We all carry plenty of questions for our doctors – the subjects of which we might not be always too keen to admit. Common though it may be, we imagine this phenomenon rings especially true for patients of Dr. Robert Graham… And that’s why we’re so excited to introduce our new column: Ask Dr. Rob!
Co-founder of integrative health practice FRxESH Med NYC, Dr. Graham is a Harvard-trained physician with a Masters in Public Health and Board Certifications in Internal and Integrative Medicine. Oh, and he’s also got the know-how to speak on Mind/Body Medicine, Positive Psychology, Lifestyle Medicine, Culinary Medicine, Botanical and Traditional Chinese Medicine.
Preceding the birth of Change Food, we adored the opportunity to host Dr. Graham at TEDxManhattan, where he spoke on Fare Wellness: Back to Our Roots. Now (one rooftop hospital garden, one new integrative health practice, and countless leaps across conventional constraints of healthcare later), he’s the Change Food Doc-in-Residence, prescribing and advocating for Food As Medicine.
On the Change Food team, we promptly discovered the truth in our own opening hypothesis: Indeed we do have a lot of questions for Dr. Graham – He’s no ordinary doctor! Below, he graciously answered a few:
CF: What do you find are the greatest challenges in adjusting diet for patients with poor education relative to nutrition?
DrG: It can be difficult to find reliable nutritional education in the first place. Each day, a new study or diet recommendation comes out… People are confused when faced with the age-old question: What should I eat?
So finding a simple message is important. Regardless of the status of a patient’s nutritional education, “Eat more plants, eat less meat” is a simple message and one that resonates. Don’t buy things you can’t read or pronounce, and limit foods that come in a box.
CF: Which letter of the FRxESH model do you find challenges you, personally, the most?
DrG: We live in a fast-paced world; taking the time to slow down, pause and relax can be tough. I like to say that Relaxing is easy, remembering to make time to relax is tough. But I see challenges as opportunities!
CF: How can we encourage people to eat in a healthy way when they have financial difficulties and cannot afford organic produce and grass-fed or free-range meat?
DrG: Firstly, it is of the utmost importance that we value our health. Oftentimes, people pay upwards of $5 for a cup of coffee, but have a hard time paying for healthy food. In these cases, my advice is to eat more vegetables, period.

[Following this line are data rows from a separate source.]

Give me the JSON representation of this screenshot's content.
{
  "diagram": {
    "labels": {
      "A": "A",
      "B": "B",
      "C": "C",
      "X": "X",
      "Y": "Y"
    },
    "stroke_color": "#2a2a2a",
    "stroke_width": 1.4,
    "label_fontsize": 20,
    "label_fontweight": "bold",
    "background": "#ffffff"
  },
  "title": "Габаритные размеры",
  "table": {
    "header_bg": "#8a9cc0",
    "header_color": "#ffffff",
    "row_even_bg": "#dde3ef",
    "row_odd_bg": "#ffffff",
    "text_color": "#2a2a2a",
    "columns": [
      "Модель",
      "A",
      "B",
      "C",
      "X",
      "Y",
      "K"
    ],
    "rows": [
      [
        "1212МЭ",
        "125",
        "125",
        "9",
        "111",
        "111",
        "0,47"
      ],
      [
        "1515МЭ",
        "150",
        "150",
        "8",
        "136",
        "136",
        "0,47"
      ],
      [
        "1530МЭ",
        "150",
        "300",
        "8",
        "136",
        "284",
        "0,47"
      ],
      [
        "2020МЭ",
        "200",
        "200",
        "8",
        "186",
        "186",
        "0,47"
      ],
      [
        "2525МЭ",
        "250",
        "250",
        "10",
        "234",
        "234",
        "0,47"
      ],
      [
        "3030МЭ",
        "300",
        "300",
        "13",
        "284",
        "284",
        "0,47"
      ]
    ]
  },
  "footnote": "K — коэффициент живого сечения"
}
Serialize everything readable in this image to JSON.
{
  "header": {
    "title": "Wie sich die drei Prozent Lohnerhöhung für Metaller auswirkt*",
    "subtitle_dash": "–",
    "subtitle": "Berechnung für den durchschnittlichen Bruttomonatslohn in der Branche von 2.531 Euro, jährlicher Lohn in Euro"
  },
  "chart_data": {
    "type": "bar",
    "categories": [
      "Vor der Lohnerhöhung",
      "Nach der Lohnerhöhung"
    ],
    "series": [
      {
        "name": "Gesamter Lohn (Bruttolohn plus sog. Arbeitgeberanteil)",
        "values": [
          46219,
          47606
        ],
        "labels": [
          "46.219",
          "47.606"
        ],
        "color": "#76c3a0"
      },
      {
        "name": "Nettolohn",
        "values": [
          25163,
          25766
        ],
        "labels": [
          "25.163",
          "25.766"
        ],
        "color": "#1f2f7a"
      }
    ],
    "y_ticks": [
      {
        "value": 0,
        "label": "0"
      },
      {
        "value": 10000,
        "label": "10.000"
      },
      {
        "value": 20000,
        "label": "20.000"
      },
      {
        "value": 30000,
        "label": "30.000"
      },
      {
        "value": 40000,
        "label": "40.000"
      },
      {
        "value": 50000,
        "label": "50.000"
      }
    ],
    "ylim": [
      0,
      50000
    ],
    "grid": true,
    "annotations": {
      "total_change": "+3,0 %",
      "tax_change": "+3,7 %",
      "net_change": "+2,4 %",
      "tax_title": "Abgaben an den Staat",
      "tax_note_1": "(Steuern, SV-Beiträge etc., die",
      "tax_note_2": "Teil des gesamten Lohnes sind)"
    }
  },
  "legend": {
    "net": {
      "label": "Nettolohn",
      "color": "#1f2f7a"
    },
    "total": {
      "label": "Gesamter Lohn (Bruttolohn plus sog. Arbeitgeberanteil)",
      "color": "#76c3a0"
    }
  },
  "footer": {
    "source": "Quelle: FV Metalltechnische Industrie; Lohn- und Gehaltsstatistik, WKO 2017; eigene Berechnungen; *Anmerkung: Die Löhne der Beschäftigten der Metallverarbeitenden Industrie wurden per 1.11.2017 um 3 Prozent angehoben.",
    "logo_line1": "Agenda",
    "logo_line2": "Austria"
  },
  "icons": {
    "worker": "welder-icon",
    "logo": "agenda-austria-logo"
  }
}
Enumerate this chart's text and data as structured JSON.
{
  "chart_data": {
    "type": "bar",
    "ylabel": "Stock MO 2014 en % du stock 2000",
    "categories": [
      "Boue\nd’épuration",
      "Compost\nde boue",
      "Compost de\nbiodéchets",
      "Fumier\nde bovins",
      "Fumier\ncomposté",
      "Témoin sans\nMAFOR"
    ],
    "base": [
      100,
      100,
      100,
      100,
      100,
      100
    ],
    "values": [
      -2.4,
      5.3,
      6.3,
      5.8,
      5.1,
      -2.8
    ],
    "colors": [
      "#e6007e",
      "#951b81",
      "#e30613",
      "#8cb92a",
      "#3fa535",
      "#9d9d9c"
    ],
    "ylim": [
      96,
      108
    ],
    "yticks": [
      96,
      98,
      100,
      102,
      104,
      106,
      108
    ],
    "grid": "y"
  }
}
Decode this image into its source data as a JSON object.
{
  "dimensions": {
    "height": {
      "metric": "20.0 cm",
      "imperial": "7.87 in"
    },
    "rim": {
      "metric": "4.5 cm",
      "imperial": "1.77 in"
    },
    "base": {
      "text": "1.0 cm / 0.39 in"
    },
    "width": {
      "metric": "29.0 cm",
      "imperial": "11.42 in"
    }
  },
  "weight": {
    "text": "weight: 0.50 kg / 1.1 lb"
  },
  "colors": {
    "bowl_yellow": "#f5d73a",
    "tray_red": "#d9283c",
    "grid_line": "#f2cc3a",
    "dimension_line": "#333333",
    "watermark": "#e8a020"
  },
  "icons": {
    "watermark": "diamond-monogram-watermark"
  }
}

On the other hand, sometimes that’s not the case. Remember in these instances that organic is better, but local is good. I also recommend resources like the Clean 15 and Dirty Dozen, both of which I use when deciding what I should buy that is organic. These guides help consumers prioritize which items to buy when all-organic is not in the budget.
Overall, produce and meats grown organically are far healthier for you and the planet in the long run – and they taste better!